Using the MOD or REMAINDER Operator % to Print n Elements Per Line¶
Attempt 1¶
int n = 10;
// Print the indexes, 10 per line.
// But this isn't quite correct. What's wrong?
std::cout << "First attempt to print 10 indexes per line:" << std::endl;
for (int i = 0; i < 100; i++) {
std::cout << i << " ";
if (i % n == 0) {
std::cout << std::endl;
}
}
std::cout << std::endl << std::endl;
First attempt to print 10 indexes per line: 0 1 2 3 4 5 6 7 8 9 10 11 12 13 14 15 16 17 18 19 20 21 22 23 24 25 26 27 28 29 30 31 32 33 34 35 36 37 38 39 40 41 42 43 44 45 46 47 48 49 50 51 52 53 54 55 56 57 58 59 60 61 62 63 64 65 66 67 68 69 70 71 72 73 74 75 76 77 78 79 80 81 82 83 84 85 86 87 88 89 90 91 92 93 94 95 96 97 98 99
But this isn't quite correct. What's wrong?

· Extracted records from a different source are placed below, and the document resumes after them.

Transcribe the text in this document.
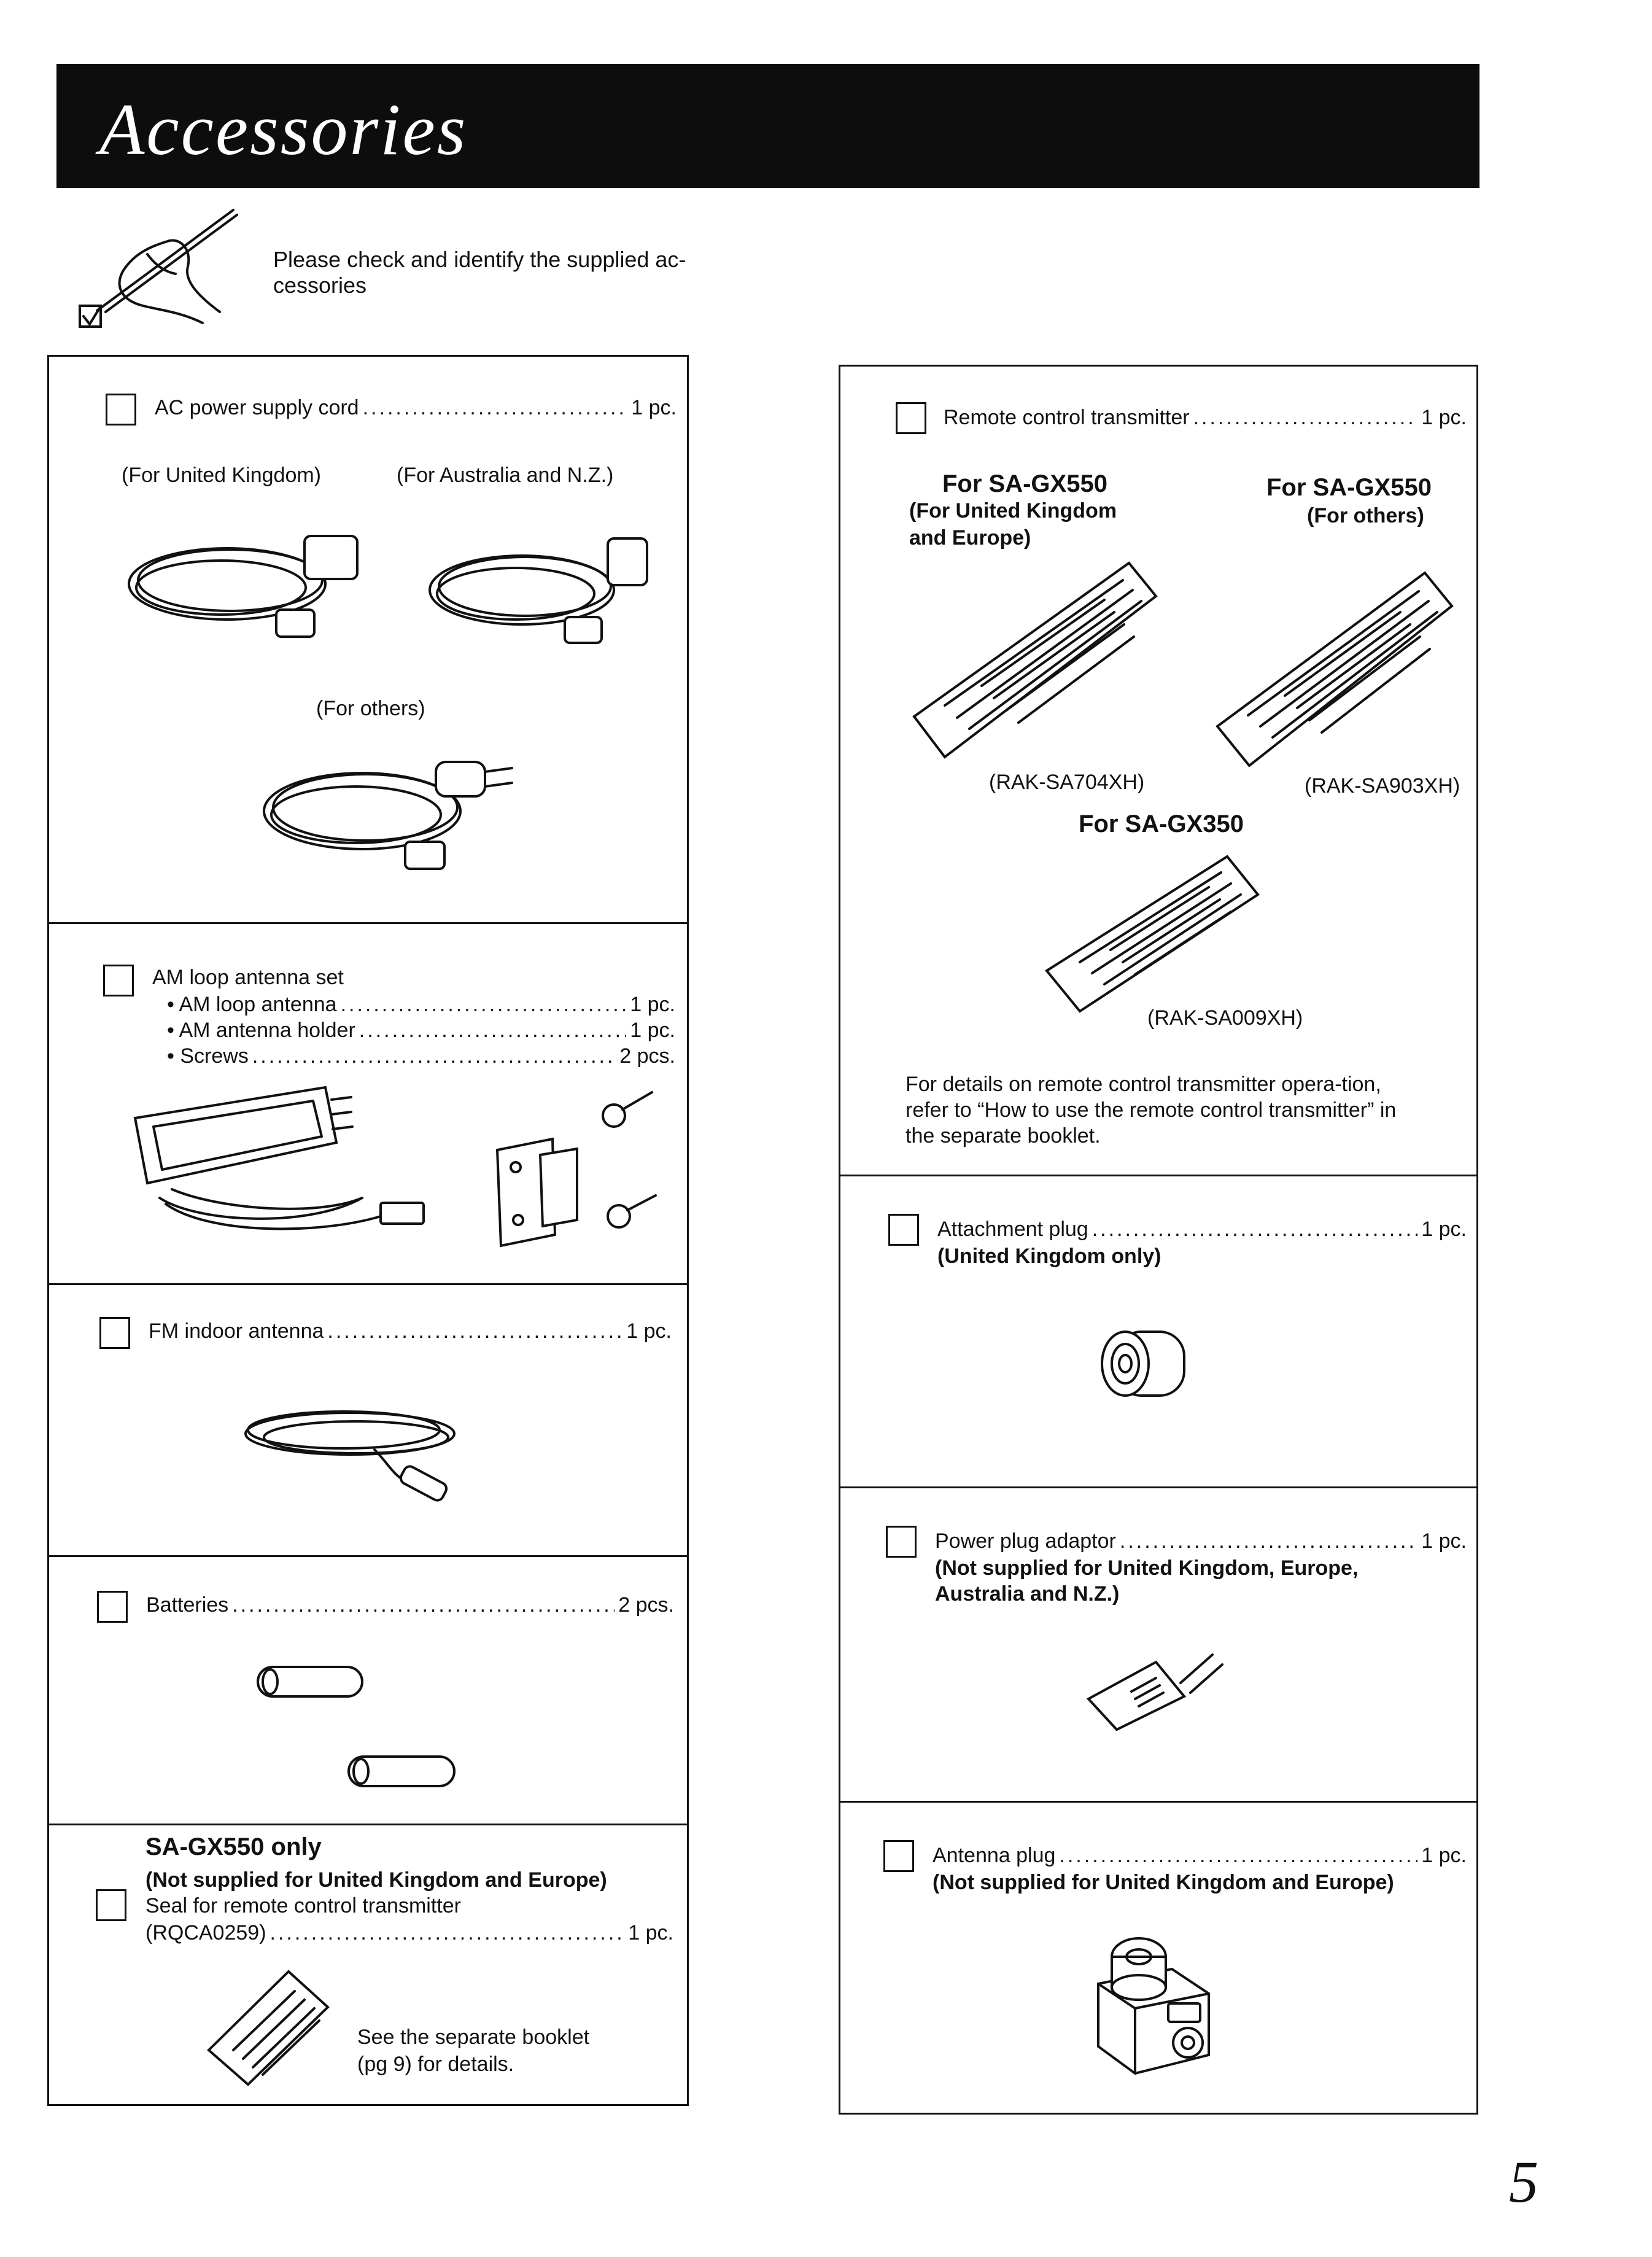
Accessories
Please check and identify the supplied ac-cessories
AC power supply cord .....	1 pc.
(For United Kingdom)	(For Australia and N.Z.)
(For others)
AM loop antenna set
• AM loop antenna .....	1 pc.
• AM antenna holder .....	1 pc.
• Screws .....	2 pcs.
FM indoor antenna .....	1 pc.
Batteries .....	2 pcs.
SA-GX550 only
(Not supplied for United Kingdom and Europe)
Seal for remote control transmitter
(RQCA0259) .....	1 pc.
See the separate booklet
(pg 9) for details.
Remote control transmitter .....	1 pc.
For SA-GX550
(For United Kingdom
and Europe)
For SA-GX550
(For others)
(RAK-SA704XH)	(RAK-SA903XH)
For SA-GX350
(RAK-SA009XH)
For details on remote control transmitter opera-tion, refer to “How to use the remote control transmitter” in the separate booklet.
Attachment plug .....	1 pc.
(United Kingdom only)
Power plug adaptor .....	1 pc.
(Not supplied for United Kingdom, Europe, Australia and N.Z.)
Antenna plug .....	1 pc.
(Not supplied for United Kingdom and Europe)
5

Zero is printed alone on the first line.
0 mod 10 = 0 // <-- The remainder is 0, but we don't want a newline right at the start.
1 mod 10 = 1
2 mod 10 = 2
3 mod 10 = 3
4 mod 10 = 4
5 mod 10 = 5
6 mod 10 = 6
7 mod 10 = 7
8 mod 10 = 8
9 mod 10 = 9
10 mod 10 = 0 // <-- Here is where we want to print our first newline.
Attempt 2¶
std::cout << "Second attempt to print 10 indexes per line:" << std::endl;
n = 10;
for (int i = 0; i < 100; i++) {
std::cout << i << " ";
if (i+1 % n == 0) {
std::cout << std::endl;
}
}
std::cout << std::endl << std::endl;
Second attempt to print 10 indexes per line: 0 1 2 3 4 5 6 7 8 9 10 11 12 13 14 15 16 17 18 19 20 21 22 23 24 25 26 27 28 29 30 31 32 33 34 35 36 37 38 39 40 41 42 43 44 45 46 47 48 49 50 51 52 53 54 55 56 57 58 59 60 61 62 63 64 65 66 67 68 69 70 71 72 73 74 75 76 77 78 79 80 81 82 83 84 85 86 87 88 89 90 91 92 93 94 95 96 97 98 99
This also isn't what we want. What's wrong?

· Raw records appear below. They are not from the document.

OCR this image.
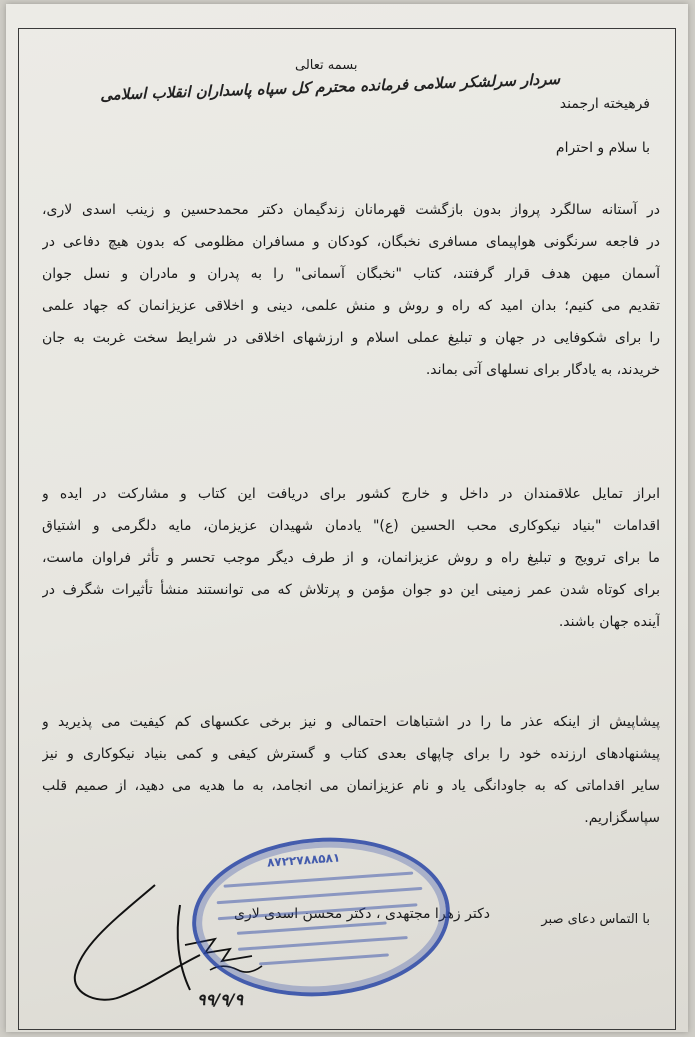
بسمه تعالی
فرهیخته ارجمند
سردار سرلشکر سلامی فرمانده محترم کل سپاه پاسداران انقلاب اسلامی
با سلام و احترام
در آستانه سالگرد پرواز بدون بازگشت قهرمانان زندگیمان دکتر محمدحسین و زینب اسدی لاری،
در فاجعه سرنگونی هواپیمای مسافری نخبگان، کودکان و مسافران مظلومی که بدون هیچ دفاعی در
آسمان میهن هدف قرار گرفتند، کتاب "نخبگان آسمانی" را به پدران و مادران و نسل جوان
تقدیم می کنیم؛ بدان امید که راه و روش و منش علمی، دینی و اخلاقی عزیزانمان که جهاد علمی
را برای شکوفایی در جهان و تبلیغ عملی اسلام و ارزشهای اخلاقی در شرایط سخت غربت به جان
خریدند، به یادگار برای نسلهای آتی بماند.
ابراز تمایل علاقمندان در داخل و خارج کشور برای دریافت این کتاب و مشارکت در ایده و
اقدامات "بنیاد نیکوکاری محب الحسین (ع)" یادمان شهیدان عزیزمان، مایه دلگرمی و اشتیاق
ما برای ترویج و تبلیغ راه و روش عزیزانمان، و از طرف دیگر موجب تحسر و تأثر فراوان ماست،
برای کوتاه شدن عمر زمینی این دو جوان مؤمن و پرتلاش که می توانستند منشأ تأثیرات شگرف در
آینده جهان باشند.
پیشاپیش از اینکه عذر ما را در اشتباهات احتمالی و نیز برخی عکسهای کم کیفیت می پذیرید و
پیشنهادهای ارزنده خود را برای چاپهای بعدی کتاب و گسترش کیفی و کمی بنیاد نیکوکاری و نیز
سایر اقداماتی که به جاودانگی یاد و نام عزیزانمان می انجامد، به ما هدیه می دهید، از صمیم قلب
سپاسگزاریم.
با التماس دعای صبر
دکتر زهرا مجتهدی ، دکتر محسن اسدی لاری
۸۷۲۲۷۸۸۵۸۱
۹۹/۹/۹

Everything is printed on the same line.
Attempt 3¶
// Let's try one more time.
std::cout << "Third attempt to print 10 indexes per line:" << std::endl;
n = 10;
for (int i = 0; i < 100; i++) {
std::cout << i << " ";
if ((i + 1) % n == 0) { // Why does this change matter?
std::cout << std::endl;
}
}
std::cout << std::endl << std::endl;
Third attempt to print 10 indexes per line: 0 1 2 3 4 5 6 7 8 9 10 11 12 13 14 15 16 17 18 19 20 21 22 23 24 25 26 27 28 29 30 31 32 33 34 35 36 37 38 39 40 41 42 43 44 45 46 47 48 49 50 51 52 53 54 55 56 57 58 59 60 61 62 63 64 65 66 67 68 69 70 71 72 73 74 75 76 77 78 79 80 81 82 83 84 85 86 87 88 89 90 91 92 93 94 95 96 97 98 99
Operator % has precedence over operator +.

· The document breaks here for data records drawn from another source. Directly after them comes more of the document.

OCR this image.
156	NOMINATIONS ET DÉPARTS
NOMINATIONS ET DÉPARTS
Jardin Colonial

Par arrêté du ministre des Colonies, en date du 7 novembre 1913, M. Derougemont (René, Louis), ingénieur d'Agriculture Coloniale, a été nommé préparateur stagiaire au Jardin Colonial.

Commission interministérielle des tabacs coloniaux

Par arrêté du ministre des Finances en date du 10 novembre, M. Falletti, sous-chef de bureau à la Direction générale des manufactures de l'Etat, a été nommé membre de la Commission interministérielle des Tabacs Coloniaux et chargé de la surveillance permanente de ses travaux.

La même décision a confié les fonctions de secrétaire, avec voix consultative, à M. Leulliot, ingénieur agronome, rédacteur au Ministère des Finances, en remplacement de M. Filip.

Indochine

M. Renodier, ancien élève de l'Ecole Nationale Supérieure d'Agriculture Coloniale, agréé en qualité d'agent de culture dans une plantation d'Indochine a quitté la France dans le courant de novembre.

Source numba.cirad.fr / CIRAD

So, i + 1 % n is interpreted as i + (1 % n), not (i + 1) % n.
0 + (1 % 10) = 1 (0 + 1) % 10 = 1
1 + (1 % 10) = 2 (1 + 1) % 10 = 2
2 + (1 % 10) = 3 (2 + 1) % 10 = 3
3 + (1 % 10) = 4 (3 + 1) % 10 = 4
4 + (1 % 10) = 5 (4 + 1) % 10 = 5
5 + (1 % 10) = 6 (5 + 1) % 10 = 6
6 + (1 % 10) = 7 (6 + 1) % 10 = 7
7 + (1 % 10) = 8 (7 + 1) % 10 = 8
8 + (1 % 10) = 9 (8 + 1) % 10 = 9
9 + (1 % 10) = 10 (9 + 1) % 10 = 0
Because 1 % 10 = 1, i + (1 % 10) is always just i + 1.